An article from the Center for Investigative Reporting shows that $1.5 billion has been paid by the federal government in the last four years to companies operating immigrant youth detention centres that faced accusations of serious lapses in care.

Children held at the Shiloh Treatment Center in Texas were restrained and injected with powerful anti-psychotic drugs against their will, making them dizzy, listless, obese, even incapacitated.

Human rights group Dream Defenders held a national day of action at offices of the GEO Group across the country in early August. The GEO Group is ICE’s biggest contractor. In retaliation, GEO Group has threatened to sue Dream Defenders.

Trump’s “zero tolerance” policy has had the effect that Trump aimed for: frightening would be asylum seekers from even trying.
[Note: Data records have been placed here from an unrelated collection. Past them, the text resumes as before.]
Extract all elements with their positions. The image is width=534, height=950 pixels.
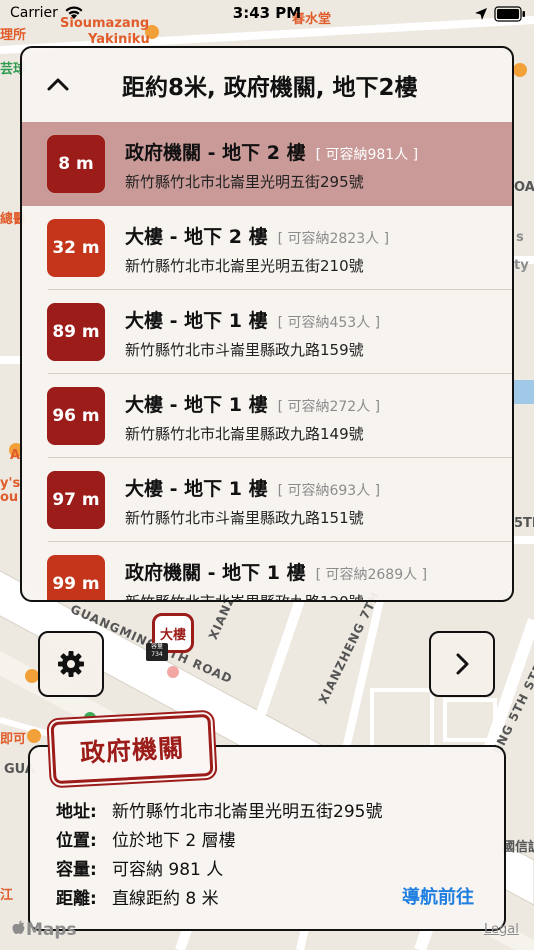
detail-capacity-row: 容量: 可容納 981 人 — [56, 855, 223, 880]
battery-icon — [494, 6, 525, 22]
distance-badge: 99 m — [47, 555, 105, 600]
detail-capacity-key: 容量: — [56, 860, 97, 880]
map-poi-label: 國信訓 — [502, 840, 534, 855]
distance-badge: 89 m — [47, 303, 105, 361]
shelter-title-text: 大樓 - 地下 1 樓 — [125, 310, 268, 332]
map-poi-label: OA — [514, 180, 534, 195]
nearby-shelters-panel: 距約8米, 政府機關, 地下2樓 8 m 政府機關 - 地下 2 樓 [ 可容納9… — [20, 46, 514, 602]
detail-address-value: 新竹縣竹北市北崙里光明五街295號 — [112, 802, 383, 822]
distance-badge: 96 m — [47, 387, 105, 445]
map-pin-capacity-tag: 容量734 — [146, 643, 168, 661]
shelter-title-text: 政府機關 - 地下 2 樓 — [125, 142, 306, 164]
shelter-title: 大樓 - 地下 1 樓 [ 可容納693人 ] — [125, 474, 380, 501]
category-stamp: 政府機關 — [50, 713, 214, 785]
map-poi-label: ou — [0, 490, 19, 505]
status-bar: Carrier 3:43 PM — [0, 0, 534, 28]
shelter-title-text: 大樓 - 地下 2 樓 — [125, 226, 268, 248]
map-poi-label: A — [10, 448, 21, 463]
shelter-title: 政府機關 - 地下 1 樓 [ 可容納2689人 ] — [125, 558, 427, 585]
map-poi-label: 5TH — [514, 516, 534, 531]
panel-header: 距約8米, 政府機關, 地下2樓 — [22, 48, 512, 122]
detail-location-key: 位置: — [56, 831, 97, 851]
shelter-address: 新竹縣竹北市斗崙里縣政九路151號 — [125, 509, 364, 527]
shelter-address: 新竹縣竹北市北崙里縣政九路120號 — [125, 593, 364, 602]
detail-distance-row: 距離: 直線距約 8 米 — [56, 884, 219, 909]
shelter-address: 新竹縣竹北市北崙里光明五街295號 — [125, 173, 364, 191]
legal-link[interactable]: Legal — [484, 922, 519, 937]
shelter-list-item[interactable]: 99 m 政府機關 - 地下 1 樓 [ 可容納2689人 ] 新竹縣竹北市北崙里… — [22, 542, 512, 602]
shelter-list-item[interactable]: 89 m 大樓 - 地下 1 樓 [ 可容納453人 ] 新竹縣竹北市斗崙里縣政九… — [22, 290, 512, 374]
shelter-capacity: [ 可容納272人 ] — [277, 399, 381, 415]
shelter-title: 大樓 - 地下 2 樓 [ 可容納2823人 ] — [125, 222, 389, 249]
shelter-title: 政府機關 - 地下 2 樓 [ 可容納981人 ] — [125, 138, 418, 165]
detail-location-value: 位於地下 2 層樓 — [112, 831, 236, 851]
shelter-list-item[interactable]: 96 m 大樓 - 地下 1 樓 [ 可容納272人 ] 新竹縣竹北市北崙里縣政九… — [22, 374, 512, 458]
chevron-up-icon[interactable] — [44, 70, 72, 98]
detail-location-row: 位置: 位於地下 2 層樓 — [56, 826, 236, 851]
category-stamp-text: 政府機關 — [79, 733, 185, 768]
map-poi-label: s — [516, 230, 524, 245]
distance-badge: 97 m — [47, 471, 105, 529]
next-shelter-button[interactable] — [429, 631, 495, 697]
status-time: 3:43 PM — [232, 4, 302, 22]
shelter-list-item[interactable]: 8 m 政府機關 - 地下 2 樓 [ 可容納981人 ] 新竹縣竹北市北崙里光明… — [22, 122, 512, 206]
shelter-capacity: [ 可容納693人 ] — [277, 483, 381, 499]
detail-address-row: 地址: 新竹縣竹北市北崙里光明五街295號 — [56, 797, 382, 822]
maps-attribution: Maps — [12, 920, 77, 940]
map-poi-label: ty — [514, 258, 529, 273]
shelter-title: 大樓 - 地下 1 樓 [ 可容納272人 ] — [125, 390, 380, 417]
shelter-list[interactable]: 8 m 政府機關 - 地下 2 樓 [ 可容納981人 ] 新竹縣竹北市北崙里光明… — [22, 122, 512, 602]
settings-button[interactable] — [38, 631, 104, 697]
map-poi-label: 即可 — [0, 732, 27, 747]
map-poi-label: y's — [0, 476, 21, 491]
detail-address-key: 地址: — [56, 802, 97, 822]
gear-icon — [58, 651, 84, 677]
shelter-title: 大樓 - 地下 1 樓 [ 可容納453人 ] — [125, 306, 380, 333]
location-arrow-icon — [475, 8, 487, 20]
shelter-address: 新竹縣竹北市斗崙里縣政九路159號 — [125, 341, 364, 359]
shelter-title-text: 大樓 - 地下 1 樓 — [125, 394, 268, 416]
panel-title: 距約8米, 政府機關, 地下2樓 — [122, 75, 418, 101]
shelter-capacity: [ 可容納981人 ] — [315, 147, 419, 163]
detail-distance-value: 直線距約 8 米 — [112, 889, 219, 909]
shelter-title-text: 政府機關 - 地下 1 樓 — [125, 562, 306, 584]
distance-badge: 8 m — [47, 135, 105, 193]
apple-logo-icon — [12, 920, 25, 934]
detail-capacity-value: 可容納 981 人 — [112, 860, 224, 880]
map-pin-label: 大樓 — [159, 627, 186, 643]
shelter-address: 新竹縣竹北市北崙里縣政九路149號 — [125, 425, 364, 443]
map-poi-label: 江 — [0, 888, 14, 903]
map-poi-label: Yakiniku — [88, 32, 150, 47]
shelter-list-item[interactable]: 32 m 大樓 - 地下 2 樓 [ 可容納2823人 ] 新竹縣竹北市北崙里光明… — [22, 206, 512, 290]
detail-distance-key: 距離: — [56, 889, 97, 909]
shelter-title-text: 大樓 - 地下 1 樓 — [125, 478, 268, 500]
shelter-capacity: [ 可容納2823人 ] — [277, 231, 390, 247]
shelter-capacity: [ 可容納2689人 ] — [315, 567, 428, 583]
chevron-right-icon — [456, 653, 469, 675]
distance-badge: 32 m — [47, 219, 105, 277]
navigate-button[interactable]: 導航前往 — [402, 883, 474, 909]
shelter-address: 新竹縣竹北市北崙里光明五街210號 — [125, 257, 364, 275]
shelter-list-item[interactable]: 97 m 大樓 - 地下 1 樓 [ 可容納693人 ] 新竹縣竹北市斗崙里縣政九… — [22, 458, 512, 542]
maps-attribution-text: Maps — [26, 920, 77, 940]
current-location-dot — [167, 666, 179, 678]
shelter-capacity: [ 可容納453人 ] — [277, 315, 381, 331]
But his sights are also set on reducing legal immigration, as his blocking of asylum seekers and his ban on Muslim immigrants indicates.

In a recent tweet, Trump wrote, “I would be willing to ‘shut down’ government if the Democrats do not give us the votes for Border Security, which includes the Wall! Must get rid of Lottery, Catch and Release etc. and finally go to a system of Immigration based on MERIT! We need great people coming into our country!”

The “Lottery” refers to a policy originally set up to give applicants from certain countries Green Cards that allow them to come and work in the US, to increase diversity. Only a few applicants are chosen by lottery. “Catch and release” refers to the previous practice of allowing people to be released into the population while waiting immigration courts to adjudicate their claims.

One aspect of his idea of “merit” was expressed a few months ago, when Trump said he didn’t want people from “shithole countries” to immigrate, but people from countries such as Norway were fine. That is, white people.